Yosef ("Tommy") Lapid, a former Israeli cabinet minister and chairman of the national Holocaust memorial institution Yad Vashem, has criticized Jewish settlers in the West Bank town of Hebron who abuse their Palestinian neighbors. Lapid, a Holocaust survivor and former justice minister, wrote in a newspaper column that TV footage showing Hebron settlers harassing their Arab neighbors reminded him of the anti-Semites he encountered in pre-war Europe. Last week, a video was widely broadcast showing a female settler swearing and attacking an Arab family in Hebron's Tel Rumeida neighborhood. Palestinian residents said attacks by this woman and other settlers had been going on for a long time. The woman, Yifat Alkobi, was questioned by police on suspicion of several violent attacks on Palestinians, including the attack on the house of the Abu Aisha family that was broadcast on television last week. Alkobi was released under restrictions after questioning and police said they would consider whether to press charges against her.

"When we decide, and rightly so, to never under any circumstances compare the behavior of Jews to that of Nazis, we are forgetting that anti-Semitism only reached its height at Auschwitz. It had existed, was active, frightening, harmful and disgusting – exactly like Alkobi's image – in the years that preceded Auschwitz too. And behind shuttered windows hid terrified Jewish women, exactly like the Arab woman of the Abu-Isha family in Hebron," Lapid wrote in the "Jerusalem Post". He added: "It is unthinkable that the memory of Auschwitz should serve as a pretext to ignore the fact that living here among us are Jews that behave toward Palestinians exactly the way that German, Hungarian, Polish and other anti-Semites behaved toward Jews."

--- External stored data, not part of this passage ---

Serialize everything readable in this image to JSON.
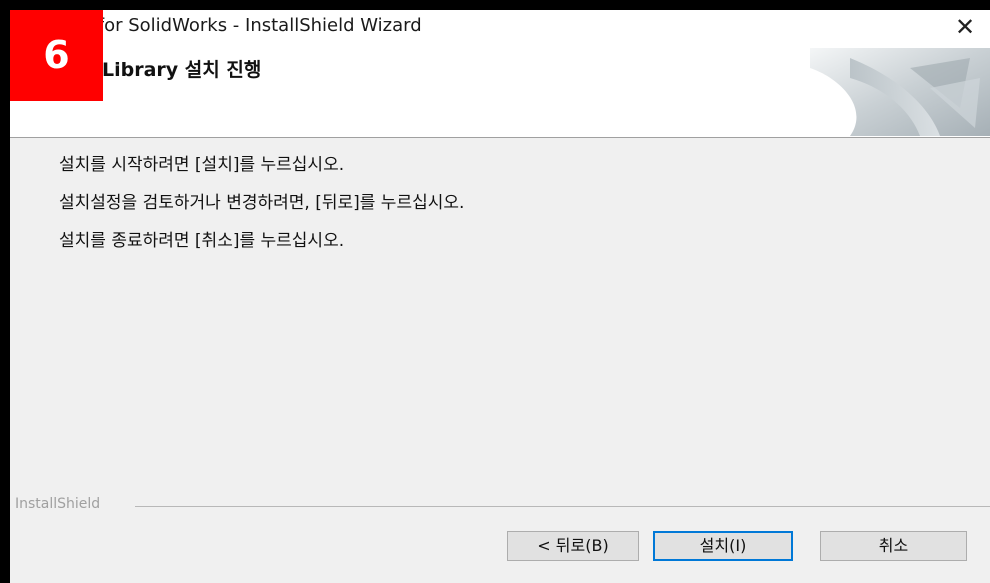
{
  "window": {
    "title": "ry for SolidWorks - InstallShield Wizard",
    "close_glyph": "✕"
  },
  "header": {
    "subtitle": "Library 설치 진행",
    "art_icon": "folded-paper-icon"
  },
  "badge": {
    "label": "6"
  },
  "content": {
    "lines": [
      "설치를 시작하려면 [설치]를 누르십시오.",
      "설치설정을 검토하거나 변경하려면, [뒤로]를 누르십시오.",
      "설치를 종료하려면 [취소]를 누르십시오."
    ]
  },
  "footer": {
    "brand": "InstallShield",
    "buttons": {
      "back": "< 뒤로(B)",
      "install": "설치(I)",
      "cancel": "취소"
    }
  }
}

Prime minister Ehud Olmert has set up a cabinet committee to look into ways of stepping up law-enforcement among Hebron's 500 settlers, who live ensconced in an overwhelmingly hostile Palestinian population of some 35,000. Lapid hinted at past dereliction on the issue by Israeli authorities. "I tolerated this silently as justice minister too," he wrote. He called the settlement of Jews in Hebron "the original sin". At a visit to the West Bank town, deputy defense minister Ephraim Sneh said that laws were not being enforced sufficiently and promptly in Hebron, especially with regard to Israeli settlers.